The pair were able to successfully claim over $7,000 from one insurance company a month after Chang’s amputations, while four other insurers declined the remainder of his eight disability claims.

All five companies, which would have otherwise paid Chang a combined $1.3 million, later reported their suspicions to the police.

FILE: A block of dry ice is seen at Capitol Carbonic, a dry ice factory, in Baltimore, Maryland on November 20, 2020. Prosecutors in Taipei charged a man with insurance fraud and attempted insurance fraud…


AFP via Getty Images/SAUL LOEB

Taiwan’s Criminal Investigation Bureau, the island’s domestic security unit under its National Police Agency, said separately on Thursday that its investigators had discovered several irregularities, including that Chang had purchased high-payout insurance products from a number of companies just days before his injuries.

Another suspicion related to Chang’s claim that he had suffered frostbite during a trip on a cold day.

The CIB said: “However, Taiwan is a subtropical region. There are no known cases of serious frostbite requiring amputation due to natural climate factors in the flatlands.”

The agency presented data from Taiwan’s Central Weather Administration, which showed temperatures on the day of the incident were between 43-62.5 degrees Fahrenheit—failing to meet the below-freezing conditions needed to cause frostbite.

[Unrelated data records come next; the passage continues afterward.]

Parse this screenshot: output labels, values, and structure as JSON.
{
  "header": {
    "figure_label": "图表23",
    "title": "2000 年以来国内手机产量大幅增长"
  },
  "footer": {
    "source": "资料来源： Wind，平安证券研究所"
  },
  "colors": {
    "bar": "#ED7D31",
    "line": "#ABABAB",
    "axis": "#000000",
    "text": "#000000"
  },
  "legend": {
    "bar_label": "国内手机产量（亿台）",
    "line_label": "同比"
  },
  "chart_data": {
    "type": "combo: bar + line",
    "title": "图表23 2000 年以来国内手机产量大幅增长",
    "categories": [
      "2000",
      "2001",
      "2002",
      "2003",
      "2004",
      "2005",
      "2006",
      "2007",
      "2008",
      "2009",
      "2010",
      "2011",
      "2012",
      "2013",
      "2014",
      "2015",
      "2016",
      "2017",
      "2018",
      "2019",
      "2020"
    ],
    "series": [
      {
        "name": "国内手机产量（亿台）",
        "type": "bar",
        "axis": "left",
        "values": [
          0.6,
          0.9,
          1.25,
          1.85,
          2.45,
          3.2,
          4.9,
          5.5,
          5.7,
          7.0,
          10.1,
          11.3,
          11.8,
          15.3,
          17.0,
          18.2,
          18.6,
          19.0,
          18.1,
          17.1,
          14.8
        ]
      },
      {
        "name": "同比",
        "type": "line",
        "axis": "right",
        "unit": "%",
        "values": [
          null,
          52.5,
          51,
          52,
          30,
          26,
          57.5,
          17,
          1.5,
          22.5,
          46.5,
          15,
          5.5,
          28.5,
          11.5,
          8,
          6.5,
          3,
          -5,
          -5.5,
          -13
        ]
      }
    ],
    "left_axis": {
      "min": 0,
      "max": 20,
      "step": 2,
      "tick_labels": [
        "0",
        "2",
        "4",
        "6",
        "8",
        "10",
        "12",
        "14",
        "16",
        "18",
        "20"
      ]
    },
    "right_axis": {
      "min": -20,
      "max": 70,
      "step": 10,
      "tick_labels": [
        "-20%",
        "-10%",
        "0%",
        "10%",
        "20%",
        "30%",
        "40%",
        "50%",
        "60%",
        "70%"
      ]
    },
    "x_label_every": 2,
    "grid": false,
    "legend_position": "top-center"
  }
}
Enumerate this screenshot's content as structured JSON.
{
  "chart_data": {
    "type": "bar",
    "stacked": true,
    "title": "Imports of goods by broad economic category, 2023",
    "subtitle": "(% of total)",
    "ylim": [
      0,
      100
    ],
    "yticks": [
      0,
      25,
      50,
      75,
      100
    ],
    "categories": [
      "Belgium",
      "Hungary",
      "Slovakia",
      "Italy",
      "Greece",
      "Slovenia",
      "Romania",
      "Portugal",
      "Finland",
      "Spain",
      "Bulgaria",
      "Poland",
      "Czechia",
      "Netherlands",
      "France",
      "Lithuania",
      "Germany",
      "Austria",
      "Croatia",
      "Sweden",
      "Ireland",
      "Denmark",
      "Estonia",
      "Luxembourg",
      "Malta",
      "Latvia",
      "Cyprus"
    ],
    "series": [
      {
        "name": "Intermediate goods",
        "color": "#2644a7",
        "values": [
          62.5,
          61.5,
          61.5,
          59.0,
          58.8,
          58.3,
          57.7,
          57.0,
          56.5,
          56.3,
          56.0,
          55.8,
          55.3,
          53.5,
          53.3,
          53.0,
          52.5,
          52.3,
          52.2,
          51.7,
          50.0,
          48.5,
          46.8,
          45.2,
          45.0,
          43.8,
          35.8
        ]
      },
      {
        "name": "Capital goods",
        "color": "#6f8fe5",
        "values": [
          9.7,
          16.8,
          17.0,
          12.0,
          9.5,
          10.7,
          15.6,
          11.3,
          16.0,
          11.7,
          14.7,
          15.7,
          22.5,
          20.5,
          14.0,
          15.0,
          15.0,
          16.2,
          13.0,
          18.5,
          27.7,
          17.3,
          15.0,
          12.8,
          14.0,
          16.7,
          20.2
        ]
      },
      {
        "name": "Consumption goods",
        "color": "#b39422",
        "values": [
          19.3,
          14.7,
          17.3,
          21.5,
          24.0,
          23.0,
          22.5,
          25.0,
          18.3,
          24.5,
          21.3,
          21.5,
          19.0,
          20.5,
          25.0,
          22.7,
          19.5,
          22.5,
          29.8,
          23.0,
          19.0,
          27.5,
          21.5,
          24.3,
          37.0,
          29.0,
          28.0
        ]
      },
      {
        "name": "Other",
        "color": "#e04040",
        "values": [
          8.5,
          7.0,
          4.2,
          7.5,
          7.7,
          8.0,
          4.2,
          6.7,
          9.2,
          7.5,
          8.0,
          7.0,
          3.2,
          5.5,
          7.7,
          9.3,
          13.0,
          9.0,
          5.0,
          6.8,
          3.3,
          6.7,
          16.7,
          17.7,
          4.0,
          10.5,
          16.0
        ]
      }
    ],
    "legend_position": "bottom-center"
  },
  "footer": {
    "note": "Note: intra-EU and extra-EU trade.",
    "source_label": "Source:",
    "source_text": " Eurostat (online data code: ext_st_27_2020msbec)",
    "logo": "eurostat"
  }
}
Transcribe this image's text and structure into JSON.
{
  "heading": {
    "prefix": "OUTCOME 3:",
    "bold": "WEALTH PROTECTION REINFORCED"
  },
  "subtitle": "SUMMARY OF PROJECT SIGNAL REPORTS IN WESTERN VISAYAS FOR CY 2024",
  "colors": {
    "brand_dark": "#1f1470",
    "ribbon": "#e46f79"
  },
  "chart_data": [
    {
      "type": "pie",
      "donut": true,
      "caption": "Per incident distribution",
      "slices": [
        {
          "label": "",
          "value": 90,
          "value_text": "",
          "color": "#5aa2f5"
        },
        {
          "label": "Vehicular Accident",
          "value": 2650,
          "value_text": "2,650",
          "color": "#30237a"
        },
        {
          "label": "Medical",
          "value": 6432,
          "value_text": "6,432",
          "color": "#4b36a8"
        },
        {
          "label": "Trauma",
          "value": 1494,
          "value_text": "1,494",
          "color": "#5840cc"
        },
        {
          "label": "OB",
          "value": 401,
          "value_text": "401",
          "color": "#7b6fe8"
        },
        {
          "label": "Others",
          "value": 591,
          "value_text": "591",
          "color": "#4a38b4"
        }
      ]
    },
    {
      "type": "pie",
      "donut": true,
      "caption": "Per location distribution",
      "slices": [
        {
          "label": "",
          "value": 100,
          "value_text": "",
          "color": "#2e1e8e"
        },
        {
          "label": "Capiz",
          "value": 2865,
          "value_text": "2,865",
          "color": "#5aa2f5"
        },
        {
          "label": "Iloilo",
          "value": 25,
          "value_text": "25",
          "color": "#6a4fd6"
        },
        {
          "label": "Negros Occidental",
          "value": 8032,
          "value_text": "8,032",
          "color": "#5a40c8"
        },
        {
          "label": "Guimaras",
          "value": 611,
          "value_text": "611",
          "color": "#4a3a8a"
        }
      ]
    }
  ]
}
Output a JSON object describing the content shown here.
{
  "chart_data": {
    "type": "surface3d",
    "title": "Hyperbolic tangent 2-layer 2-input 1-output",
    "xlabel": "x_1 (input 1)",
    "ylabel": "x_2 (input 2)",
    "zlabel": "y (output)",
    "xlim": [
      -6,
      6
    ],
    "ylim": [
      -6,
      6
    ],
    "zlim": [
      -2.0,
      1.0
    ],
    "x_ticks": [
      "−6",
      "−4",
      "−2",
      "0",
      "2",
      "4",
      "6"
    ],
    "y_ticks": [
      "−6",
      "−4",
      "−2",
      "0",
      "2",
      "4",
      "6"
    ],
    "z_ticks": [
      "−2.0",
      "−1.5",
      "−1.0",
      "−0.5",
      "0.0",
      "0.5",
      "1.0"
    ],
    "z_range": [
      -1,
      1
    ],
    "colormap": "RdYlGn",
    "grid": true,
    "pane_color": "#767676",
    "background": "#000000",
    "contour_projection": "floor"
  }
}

Additionally, the CIB said, pictures obtained from the hospital where Chang was treated showed “symmetrical” injuries—also unusual for typical frostbite victims. The photographs suggested Chang had not been wearing socks or shoes at the time of his injuries, which investigators concluded were “man-made.”

A search warrant executed on November 15 returned a polystyrene box that once housed the dry ice as well as the bucket he had allegedly used.

Both Chang and Liao were charged with insurance fraud and attempted insurance fraud.